O novo capítulo: Braskem

O rompimento de uma mina em Maceió atiçou a briga entre os grupos. Governo do estado e prefeitura entraram em litígio judicial pelo acordo sobre o terreno atingido pela Braskem.

Ambos estão de olho num crescimento eleitoral em 2024 e 2026. Lira apoia o prefeito de Maceió, João Henrique Caldas (PL), o JHC, que fez o acordo com a mineradora, enquanto Renan é o seu maior crítico. Nesta semana, o governo de Alagoas anunciou a desapropriação da área de cinco bairros afetados pela mineração.

Os dois grupos se reuniram pela primeira vez na última terça (12), no Palácio do Planalto, para tentar resolver a situação com intermédio de Lula, mas não houve progresso. Em um encontro tenso, JHC e Renan se interromperam em diversos momentos, segundo relatos. Não houve foto oficial divulgada.

Lira defendeu o acordo, que repassou R$ 1,7 bilhão à prefeitura e cedeu à Braskem a área atingida, enquanto Renan chamou o documento de “ilegal”, pois não houve um repasse justo à população e a mineradora “foi presenteada” com o terreno.

A CPI da Braskem, que inicia os trabalhos em fevereiro no Senado, foi um raro momento de consenso entre os dois —contra o governo. Renan foi um dos principais chanceladores da investigação, também apoiada por Lira. Ambos veem a chance de protagonismo na luta pelo estado.

Quem não gostou tanto foi Lula, responsável pela Petrobras. Experiente, a cúpula governista conhece bem o jargão de que “CPI a gente sabe como começa, mas nunca como termina”.

Eleição de 2026 depende de disputa em 2025

Renan e Lira devem se enfrentar —ou, numa reviravolta, se alinhar, brincam as más línguas— na disputa ao Senado em 2026. Até lá tem muito chão pela frente, podendo mudar o cenário já em 2025, nas eleições legislativas.

Lira mira em fazer seu sucessor na presidência da Câmara. O deputado sabe que, por melhor que seja a relação com Lula, sua influência no governo é diretamente proporcional ao poder que tem na Casa. Ex-presidentes todo-poderosos à frente da Mesa Diretora, como Eduardo Cunha (MDB), foram esquecidos ao perderem o comando dela.

Aliados tentam cacifá-lo para um possível ministério de Lula após deixar a presidência, o que o manteria em evidência. Fontes próximas do petista, por sua vez, questionam o que Lula ganharia em troca —por isso, manter a influência na Casa é tão necessário.

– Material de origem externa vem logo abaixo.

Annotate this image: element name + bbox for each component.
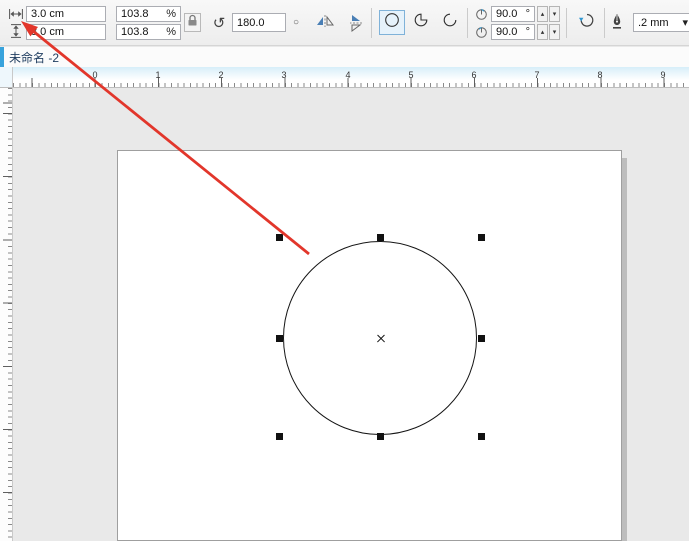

Já Renan vislumbra um terceiro mandato na presidência do Senado. Já dialoga com petistas e indica ao governo que vai cobrar o preço do longo apoio ao longo dos anos mais difíceis do partido, desde a derrota de Dilma. Entretanto, ele sabe que esbarra diretamente na candidatura de Davi Alcolumbre (União-AP), que tem costurado excelente relação com o presidente.